MENDUKUNG PRESIDEN DENGAN PROGRAMNYA
Ketika saya berkunjung ke Thailand, saya kagum akan sikap orang Thailand terhadap rajanya. Ketika ada pertunjukan di Gedung Opera di Bangkok dan kemudian diceritakan tentang perjalanan sejarah bangsa Thailand dan kala itu ditampilkan gambar raja Thailand di layar, maka seluruh hadirin diminta untuk berdiri sebagai tanda menghormat. Semuanya berdiri dan memberikan penghormatan.
Mengapa hal ini saya ulang lagi untuk saya tulis, sebab saya ingin menyampaikan bahwa di sebuah negara yang katanya mengedepankan demokrasi justru terjadi yang sebaliknya, seorang pemimpin bisa dihujat habis-habisan dan hal itulah yang dianggap sebagai wujud demokrasi. Menghujat pemimpin sama dan sebangun dengan kebebasan sebagai inti demokrasi.
Saya rasa praktek berdemokrasi di Indonesia juga mirip dengan cerita ini. Ketika sebagian kecil masyarakat Indonesia melakukan demonstrasi, maka umpatan dan hujatan adalah bagian dari proses yang disebut sebagai demonstrasi tersebut. Jika tidak ada hujatan dan umpatan maka dianggap sebagai demonstrasi yang kurang greget.

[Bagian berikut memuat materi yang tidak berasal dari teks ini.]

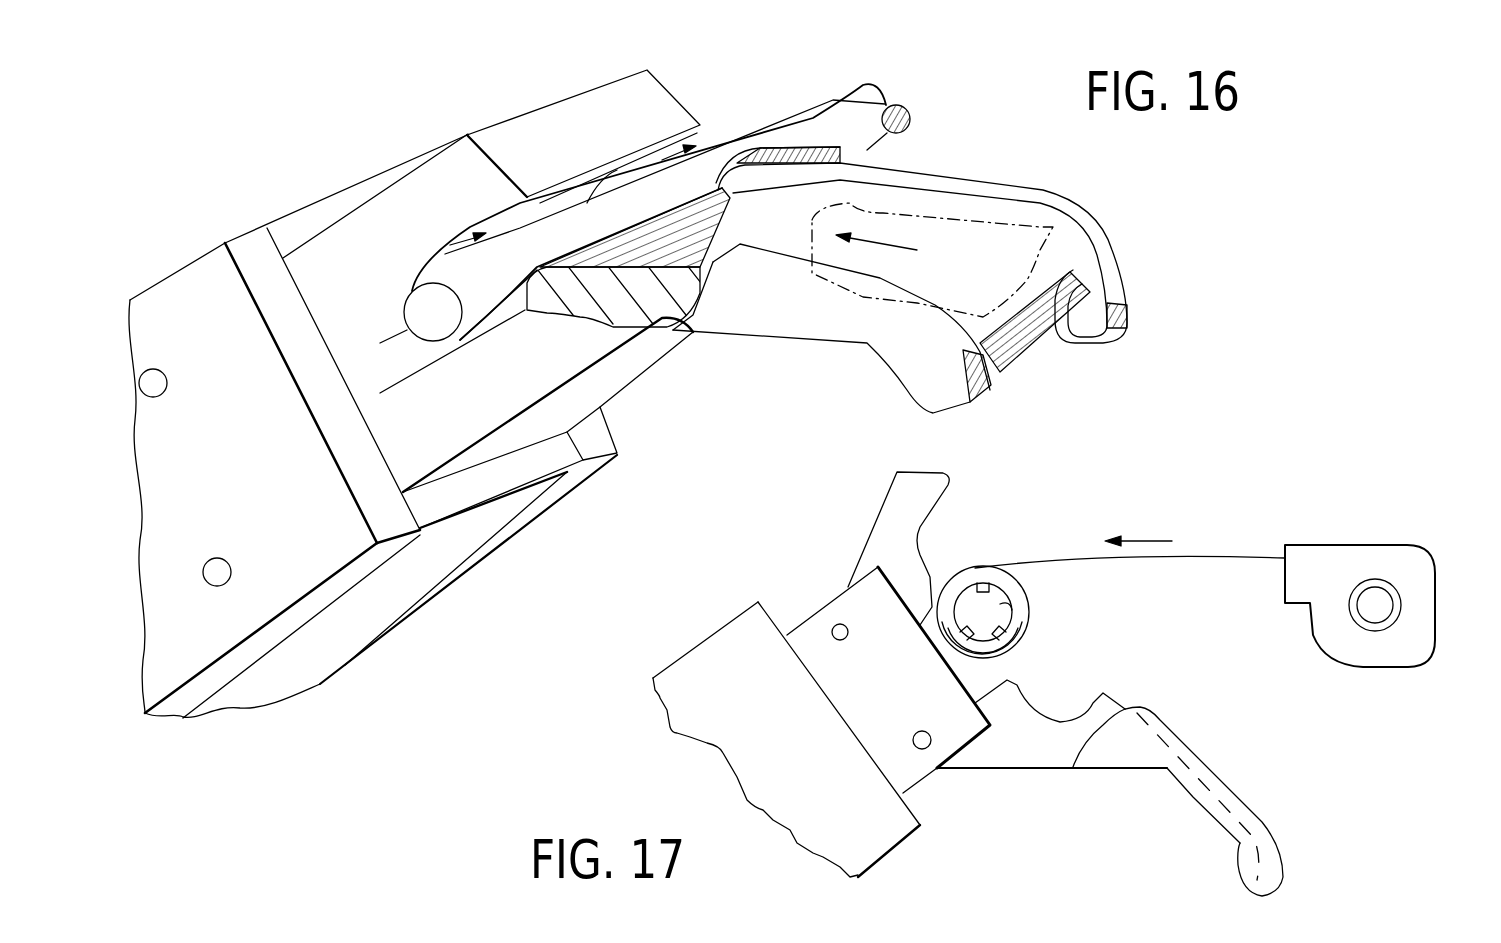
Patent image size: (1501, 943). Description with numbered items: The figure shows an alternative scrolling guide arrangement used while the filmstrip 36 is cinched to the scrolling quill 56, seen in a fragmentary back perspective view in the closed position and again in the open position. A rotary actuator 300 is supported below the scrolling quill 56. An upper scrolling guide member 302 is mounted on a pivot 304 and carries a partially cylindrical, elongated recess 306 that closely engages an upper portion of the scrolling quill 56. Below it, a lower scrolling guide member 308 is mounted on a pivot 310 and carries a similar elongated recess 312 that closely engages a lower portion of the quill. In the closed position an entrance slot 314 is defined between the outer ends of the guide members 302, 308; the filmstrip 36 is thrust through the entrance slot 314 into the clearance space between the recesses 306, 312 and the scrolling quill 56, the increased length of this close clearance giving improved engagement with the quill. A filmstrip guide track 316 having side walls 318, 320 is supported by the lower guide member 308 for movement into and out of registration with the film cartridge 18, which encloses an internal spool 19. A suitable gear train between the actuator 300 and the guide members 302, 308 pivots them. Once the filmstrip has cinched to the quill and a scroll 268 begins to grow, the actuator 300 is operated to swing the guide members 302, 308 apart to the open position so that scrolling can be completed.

In FIG. 16, the rotary actuator 300 is at (236, 468).
In FIG. 17, the rotary actuator 300 is at (768, 711).
In FIG. 16, the upper scrolling guide member 302 is at (447, 163).
In FIG. 17, the upper scrolling guide member 302 is at (880, 530).
In FIG. 16, the pivot 304 is at (158, 374).
In FIG. 17, the pivot 304 is at (840, 624).
In FIG. 16, the elongated recess 306 is at (433, 253).
In FIG. 17, the elongated recess 306 is at (952, 532).
In FIG. 16, the lower scrolling guide member 308 is at (577, 353).
In FIG. 17, the lower scrolling guide member 308 is at (1030, 757).
In FIG. 16, the pivot 310 is at (222, 560).
In FIG. 17, the pivot 310 is at (922, 749).
In FIG. 16, the elongated recess 312 is at (508, 320).
In FIG. 17, the elongated recess 312 is at (1066, 686).
In FIG. 16, the entrance slot 314 is at (700, 137).
In FIG. 16, the filmstrip guide track 316 is at (867, 333).
In FIG. 17, the filmstrip guide track 316 is at (1197, 803).
In FIG. 16, the side wall 318 is at (973, 350).
In FIG. 17, the side wall 318 is at (1220, 777).
In FIG. 16, the side wall 320 is at (1113, 292).
In FIG. 16, the filmstrip 36 is at (1067, 220).
In FIG. 17, the filmstrip 36 is at (1220, 555).
In FIG. 16, the scrolling quill 56 is at (815, 127).
In FIG. 17, the scrolling quill 56 is at (1010, 613).
In FIG. 17, the scroll 268 is at (1017, 593).
In FIG. 17, the film cartridge 18 is at (1397, 648).
In FIG. 17, the spool 19 is at (1378, 602).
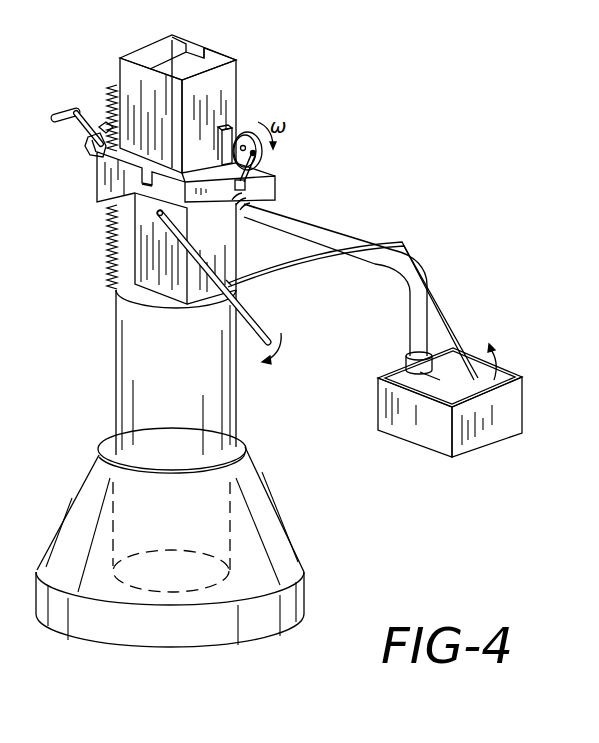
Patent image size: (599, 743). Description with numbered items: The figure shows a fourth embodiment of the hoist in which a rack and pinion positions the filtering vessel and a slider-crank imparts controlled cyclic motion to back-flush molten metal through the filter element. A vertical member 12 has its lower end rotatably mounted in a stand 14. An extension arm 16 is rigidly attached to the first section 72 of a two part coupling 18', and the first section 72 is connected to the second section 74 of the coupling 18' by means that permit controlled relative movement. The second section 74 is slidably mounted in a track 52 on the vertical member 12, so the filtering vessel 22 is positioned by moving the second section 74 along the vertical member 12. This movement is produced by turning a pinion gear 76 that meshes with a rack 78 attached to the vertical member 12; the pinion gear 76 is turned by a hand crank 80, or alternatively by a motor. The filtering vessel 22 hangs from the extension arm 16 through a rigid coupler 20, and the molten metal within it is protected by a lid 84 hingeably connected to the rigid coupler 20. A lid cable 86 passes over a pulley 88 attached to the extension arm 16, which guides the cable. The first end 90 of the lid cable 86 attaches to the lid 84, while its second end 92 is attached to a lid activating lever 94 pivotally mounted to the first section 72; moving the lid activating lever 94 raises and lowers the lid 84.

The vertical member 12 is at (100, 374).
The stand 14 is at (282, 517).
The extension arm 16 is at (313, 223).
The two part coupling 18' is at (97, 201).
The rigid coupler 20 is at (407, 360).
The filtering vessel 22 is at (525, 390).
The track 52 is at (178, 67).
The first section 72 is at (282, 173).
The second section 74 is at (97, 173).
The pinion gear 76 is at (100, 127).
The rack 78 is at (102, 252).
The hand crank 80 is at (55, 117).
The lid 84 is at (430, 380).
The lid cable 86 is at (372, 242).
The pulley 88 is at (410, 262).
The first end 90 is at (493, 396).
The second end 92 is at (228, 283).
The lid activating lever 94 is at (260, 323).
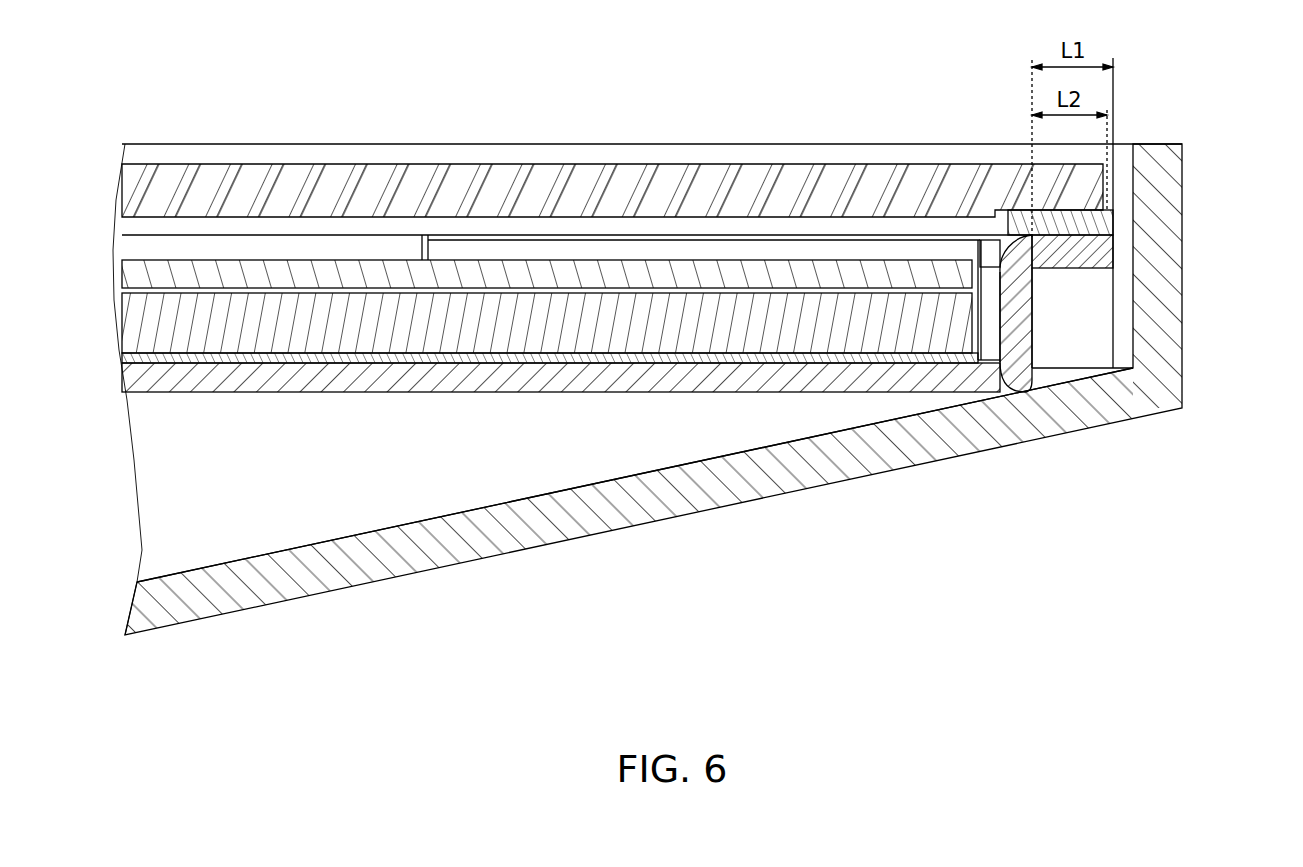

Akhir-akhir ini semakin banyak demonstrasi yang mengatasnamakan rakyat dengan menggugat peran pemerintah. Dan terutama yang digugat adalah peran kepemimpinan nasional, terutama adalah Presiden SBY. Jadi yang dihujat tentu saja adalah presiden yang dianggapnya belum melaksanakan amanat rakyat. Sayangnya, bahwa kebanyakan pendemo tidak memahami apa yang sesungguhnya dituntut. Banyak di antara mereka yang hanya ikut-ikutan dan bahkan juga tidak memahami apa yang menjadi prioritas pembangunan bangsa ini.
Sesungguhnya kita harus menempatkan sesuatu pada proporsinya. Artinya bahwa ada yang memang berhasil dan ada yang memang masih kurang dan bahkan tidak berhasil. Secara makro ekonomi, maka tentu angka makro ekonomi bisa menjelaskan tentang keberhasilan pembangunan. Data dari The World Economy seringkali menjadi ukuran keberhasilan pembangunan secara umum.
Akan tetapi yang masih menjadi masalah adalah pemenuhan rasa keadilan dan kesejahteraan. Pemenuhan rasa keadilan dan kesejahteraan inilah yang memang dirasakan oleh banyak orang. Ada anggapan bahwa pembangunan Indonesia gagal, artinya bahwa pembangunan belum menyentuh persoalan mendasar bangsa. Meskipun kita bisa menilai bahwa ungkapan ini lebih politis, akan tetapi kenyataannya masih ada yang merasakan bahwa memang pembangunan belum menghasilkan kesejahtaraan dan keadilan yang merata.
Rasa keadilan dan kesejahteraan inilah yang kemudian menjadi bahan gugatan di antara para pendemo untuk melakukan gerakan demonstrasinya. Tapi yang sesungguhnya dijadikan sebagai conten demonstrasi adalah masalah yang kurang tegas. Memang masih ada korupsi yang belum tersentuh oleh pidana. Ada juga masalah kemiskinan yang belum sepenuhnya bisa diatasi. Tetapi yang jelas bahwa usaha ke arah itu meski terasa lambat sudah dilakukan.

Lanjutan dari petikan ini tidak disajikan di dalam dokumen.